The mean climatic conditions, calculated data and derived storage conditions in these zones are summarized in Tables 2 and 3.

Since there are only a few countries in zone I, the manufacturer would be well advised to base stability testing on the conditions in climatic zone II when it is intended to market products in temperate climates. For countries where certain regions are situated in zones III or IV, and also with a view to the global market, it is recommended that stability testing programmes should be based on the conditions corresponding to climatic zone IV.
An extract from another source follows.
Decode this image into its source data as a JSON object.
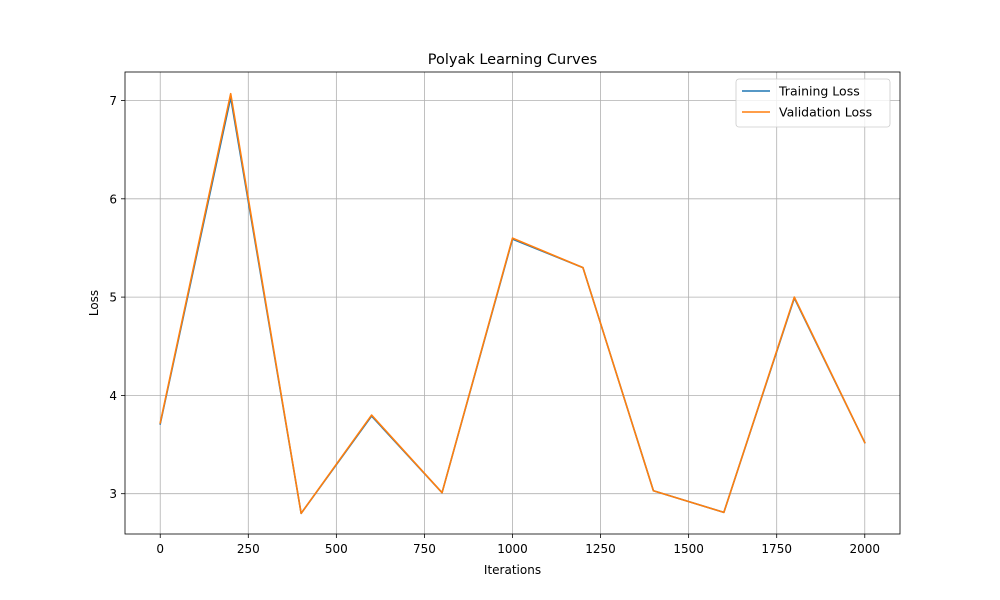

In a stability study, the effect on the product in question of variations in temperature, time, humidity, light intensity and partial vapour pressure are investigated. The effective or mean kinetic temperature therefore reflects the actual situation better than the measured mean temperature; a product kept for 1 month at 20 °C and 1 month at 40 °C will differ from one kept for 2 months at 30 °C. Moreover, the storage conditions are often such that the temperature is higher than the average meteorological data for a country would indicate.

Table 2
Mean climatic conditions: measured data in the open air and in the storage room¹

Climatic zone	Measured data in the open air		Measured data in the storage room
	°C	% RH	°C	% RH
I	10.9	75	18.7	45
II	17.0	70	21.1	52
III	24.4	39	26.0	54
IV	26.5	77	28.4	70

¹ RH = relative humidity.

Table 3
Mean climatic conditions: calculated data and derived storage conditions¹

Climatic zone	Calculated data			Derived storage conditions (for real-time studies)
	°C²	°C MKT³	% RH⁴	°C	% RH
I	20.0	20.0	42	21	45
II	21.6	22.0	52	25	60
III	26.4	27.9	35	30	35
IV	26.7	27.4	76	30	70

¹ Based on: Grimm W. Storage conditions for stability testing in the EC, Japan and USA; the most important market for drug products. Drug development and industrial pharmacy, 1993, 19:2795-2830.

² Calculated temperatures are derived from measured temperatures, but all measured temperatures of less than 19 °C were set equal to 19 °C.

³ MKT = mean kinetic temperature (see p. 67).

⁴ RH = relative humidity.

For some dosage forms, especially liquid and semi-solid ones, the study design may also need to include subzero temperatures, e.g. -10 to -20 °C (freezer), freeze-thaw cycles or temperatures in the range 2-8 °C (refrigerator). For certain preparations it may be important to observe the effects caused by exposure to light.